In individuals without cardiovascular diseases, natural LVEF variability over time was estimated at 8 percentage points. The within-session measurement error was estimated at 7 percentage points. No systematic variability due to operators was detected.

7. Conclusions

With our study, we demonstrated a significant improvement in observer agreement between two technologists using RT-3DE. This enhanced agreement is fundamental for identifying clinically relevant changes in LVEF of ±10 percentage points.

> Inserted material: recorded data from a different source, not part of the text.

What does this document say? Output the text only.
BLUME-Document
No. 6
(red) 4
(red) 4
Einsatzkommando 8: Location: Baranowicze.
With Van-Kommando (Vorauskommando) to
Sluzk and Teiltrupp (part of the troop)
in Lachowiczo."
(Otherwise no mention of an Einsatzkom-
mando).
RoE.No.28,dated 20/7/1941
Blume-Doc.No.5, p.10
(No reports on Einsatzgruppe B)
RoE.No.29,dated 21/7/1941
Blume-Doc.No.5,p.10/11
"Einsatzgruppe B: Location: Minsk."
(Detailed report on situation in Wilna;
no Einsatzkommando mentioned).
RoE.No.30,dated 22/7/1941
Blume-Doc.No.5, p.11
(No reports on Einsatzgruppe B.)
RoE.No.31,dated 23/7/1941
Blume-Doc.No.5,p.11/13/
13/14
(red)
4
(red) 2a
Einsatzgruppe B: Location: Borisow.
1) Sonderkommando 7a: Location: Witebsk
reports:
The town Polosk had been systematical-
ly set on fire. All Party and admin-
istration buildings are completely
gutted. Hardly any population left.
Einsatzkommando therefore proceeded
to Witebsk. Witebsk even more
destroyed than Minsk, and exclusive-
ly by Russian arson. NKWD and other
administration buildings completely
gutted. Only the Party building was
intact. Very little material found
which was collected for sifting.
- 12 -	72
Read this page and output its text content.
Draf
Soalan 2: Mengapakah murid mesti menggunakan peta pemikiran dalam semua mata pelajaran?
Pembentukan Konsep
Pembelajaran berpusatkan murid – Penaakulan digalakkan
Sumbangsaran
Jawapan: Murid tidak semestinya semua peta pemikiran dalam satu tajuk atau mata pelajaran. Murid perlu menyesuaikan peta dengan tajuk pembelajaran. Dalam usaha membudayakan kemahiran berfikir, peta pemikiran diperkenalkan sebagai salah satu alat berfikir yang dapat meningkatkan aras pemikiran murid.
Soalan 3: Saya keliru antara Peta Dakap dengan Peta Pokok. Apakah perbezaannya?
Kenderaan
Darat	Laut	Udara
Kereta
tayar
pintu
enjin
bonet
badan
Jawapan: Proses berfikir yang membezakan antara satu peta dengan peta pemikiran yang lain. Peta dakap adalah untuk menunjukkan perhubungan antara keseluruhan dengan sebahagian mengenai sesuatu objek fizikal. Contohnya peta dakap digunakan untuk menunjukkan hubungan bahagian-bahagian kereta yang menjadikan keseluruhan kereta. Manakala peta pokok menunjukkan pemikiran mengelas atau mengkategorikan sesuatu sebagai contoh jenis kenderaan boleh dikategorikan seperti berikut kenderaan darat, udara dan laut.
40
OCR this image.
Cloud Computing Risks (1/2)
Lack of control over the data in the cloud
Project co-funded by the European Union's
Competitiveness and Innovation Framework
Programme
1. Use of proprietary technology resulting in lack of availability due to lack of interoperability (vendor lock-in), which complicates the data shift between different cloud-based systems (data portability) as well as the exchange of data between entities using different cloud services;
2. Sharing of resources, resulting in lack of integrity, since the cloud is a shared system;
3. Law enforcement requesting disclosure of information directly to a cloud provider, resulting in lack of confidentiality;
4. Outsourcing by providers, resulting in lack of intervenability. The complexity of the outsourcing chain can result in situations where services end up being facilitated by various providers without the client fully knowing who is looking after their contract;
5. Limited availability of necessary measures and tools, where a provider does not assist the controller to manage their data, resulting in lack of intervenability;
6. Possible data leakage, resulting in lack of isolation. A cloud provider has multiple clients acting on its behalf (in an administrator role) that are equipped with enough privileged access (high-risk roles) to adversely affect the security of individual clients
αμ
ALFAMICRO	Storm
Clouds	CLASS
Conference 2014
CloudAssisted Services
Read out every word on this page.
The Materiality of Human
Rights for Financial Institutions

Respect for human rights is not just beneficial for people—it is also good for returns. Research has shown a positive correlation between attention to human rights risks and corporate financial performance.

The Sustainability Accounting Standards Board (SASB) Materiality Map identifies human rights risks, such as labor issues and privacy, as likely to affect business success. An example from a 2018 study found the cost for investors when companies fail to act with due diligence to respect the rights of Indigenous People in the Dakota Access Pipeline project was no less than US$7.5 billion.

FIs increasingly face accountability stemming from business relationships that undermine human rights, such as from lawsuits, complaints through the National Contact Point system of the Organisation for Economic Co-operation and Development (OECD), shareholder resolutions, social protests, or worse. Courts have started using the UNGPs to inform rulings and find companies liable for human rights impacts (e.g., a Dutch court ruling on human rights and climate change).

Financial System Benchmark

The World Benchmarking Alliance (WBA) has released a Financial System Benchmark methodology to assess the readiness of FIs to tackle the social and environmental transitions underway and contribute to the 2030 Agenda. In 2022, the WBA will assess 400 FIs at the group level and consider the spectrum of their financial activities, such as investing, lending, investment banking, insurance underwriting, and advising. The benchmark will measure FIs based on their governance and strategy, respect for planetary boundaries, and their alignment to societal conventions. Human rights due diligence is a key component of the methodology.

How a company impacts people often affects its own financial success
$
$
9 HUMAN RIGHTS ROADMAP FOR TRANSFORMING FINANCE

The improvement was the result of a collaborative review of measurements from the first measurement session. Such “reproducibility exercises” are deemed essential, particularly with major changes in personnel or technology and at regular intervals. Additionally, when measurements are made by non-specialized medical personnel, such as our moderately experienced technologists, physician oversight of image quality is crucial.

Although our sample size was small and consisted of healthy volunteers with normal LVEF values, our results support the use of RT-3DE by non-specialized medical personnel under the specified conditions.

Moving forward, we aim to study observer agreement and the precision of LVEF measurements in actual patient cohorts using RT-3DE. We plan to incorporate a secondary method like CZT-ERNA when echocardiogram quality is suboptimal. Exploring other methods, such as Rb-PET, will also be a key research focus.